To verify that the cfCh-inactivating agents themselves did not harm DNA of healthy cells the scientists injected CNPs, DNase I, and R-CU2+ into mice without any LPS. Prof Mittra says, “We didn’t observe any DNA damage in these mice, which confirms our findings that these cfCh-inactivating agents are non-toxic.”
Prof Mittra is encouraged by these findings, as he says, “Prior studies have shown increased levels of cfCh in the serum of sepsis patients. Our previous studies have shown that inflammation is caused by cfCh integration and its associated DNA damage. Our new findings suggest that previous clinical trials for drugs to treat sepsis might have failed because the drugs attempted to treat the symptoms of inflammation rather than attacking the root cause, which is integration of cfCh into DNA of healthy cells and disruption of DNA.”
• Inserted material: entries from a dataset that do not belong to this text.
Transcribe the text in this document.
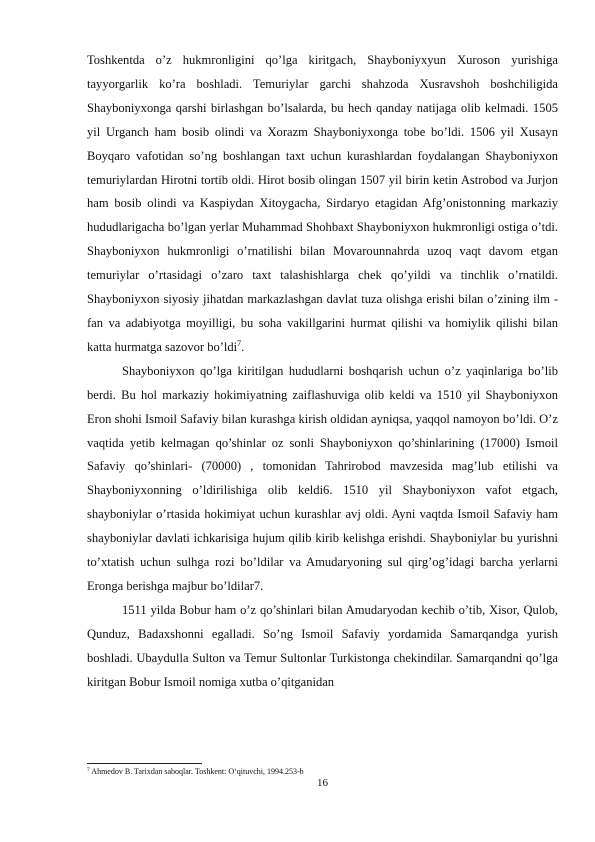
Toshkentda o’z hukmronligini qo’lga kiritgach, Shayboniyxyun Xuroson yurishiga tayyorgarlik ko’ra boshladi. Temuriylar garchi shahzoda Xusravshoh boshchiligida Shayboniyxonga qarshi birlashgan bo’lsalarda, bu hech qanday natijaga olib kelmadi. 1505 yil Urganch ham bosib olindi va Xorazm Shayboniyxonga tobe bo’ldi. 1506 yil Xusayn Boyqaro vafotidan so’ng boshlangan taxt uchun kurashlardan foydalangan Shayboniyxon temuriylardan Hirotni tortib oldi. Hirot bosib olingan 1507 yil birin ketin Astrobod va Jurjon ham bosib olindi va Kaspiydan Xitoygacha, Sirdaryo etagidan Afg’onistonning markaziy hududlarigacha bo’lgan yerlar Muhammad Shohbaxt Shayboniyxon hukmronligi ostiga o’tdi. Shayboniyxon hukmronligi o’rnatilishi bilan Movarounnahrda uzoq vaqt davom etgan temuriylar o’rtasidagi o’zaro taxt talashishlarga chek qo’yildi va tinchlik o’rnatildi. Shayboniyxon siyosiy jihatdan markazlashgan davlat tuza olishga erishi bilan o’zining ilm -fan va adabiyotga moyilligi, bu soha vakillgarini hurmat qilishi va homiylik qilishi bilan katta hurmatga sazovor bo’ldi$^7$.

Shayboniyxon qo’lga kiritilgan hududlarni boshqarish uchun o’z yaqinlariga bo’lib berdi. Bu hol markaziy hokimiyatning zaiflashuviga olib keldi va 1510 yil Shayboniyxon Eron shohi Ismoil Safaviy bilan kurashga kirish oldidan ayniqsa, yaqqol namoyon bo’ldi. O’z vaqtida yetib kelmagan qo’shinlar oz sonli Shayboniyxon qo’shinlarining (17000) Ismoil Safaviy qo’shinlari- (70000) , tomonidan Tahrirobod mavzesida mag’lub etilishi va Shayboniyxonning o’ldirilishiga olib keldi6. 1510 yil Shayboniyxon vafot etgach, shayboniylar o’rtasida hokimiyat uchun kurashlar avj oldi. Ayni vaqtda Ismoil Safaviy ham shayboniylar davlati ichkarisiga hujum qilib kirib kelishga erishdi. Shayboniylar bu yurishni to’xtatish uchun sulhga rozi bo’ldilar va Amudaryoning sul qirg’og’idagi barcha yerlarni Eronga berishga majbur bo’ldilar7.

1511 yilda Bobur ham o’z qo’shinlari bilan Amudaryodan kechib o’tib, Xisor, Qulob, Qunduz, Badaxshonni egalladi. So’ng Ismoil Safaviy yordamida Samarqandga yurish boshladi. Ubaydulla Sulton va Temur Sultonlar Turkistonga chekindilar. Samarqandni qo’lga kiritgan Bobur Ismoil nomiga xutba o’qitganidan

$^7$ Ahmedov B. Tarixdan saboqlar. Toshkent: O‘qituvchi, 1994.253-b
16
The promise of this study is not limited to research and treatment of sepsis. Prof Mittra adds, “Our group has also previously shown that the toxic side effects of chemotherapy stem from cfCh generated by healthy cells that are killed by the drugs;this creates a similar vicious cycle of more cell death that underlies the toxicity of chemotherapy."
Prof Mittra concludes,“This study has now highlighted that the inexpensive “resveratrol + copper” combination is a highly effective cfcH-inactivator. Although the current study is a pre-clinical study, we at Tata Memorial Centre have started Phase 1 and Phase 2 clinical trials in cancer patients on chemotherapy based on these findings. A proposed trial on sepsis patients has received approval from our Institutional Ethics Committee.”
Could the targeting of cfCh be the start to yet another new era of modern molecular medicine? Only time will tell, but this study is surely a step in the right direction on several fronts.
Mittra, I., et al. (2020) Cell-free chromatin particles released from dying host cells are global instigators of endotoxin sepsis in mice. PLOS ONE. doi.org/10.1371/journal.pone.0229017.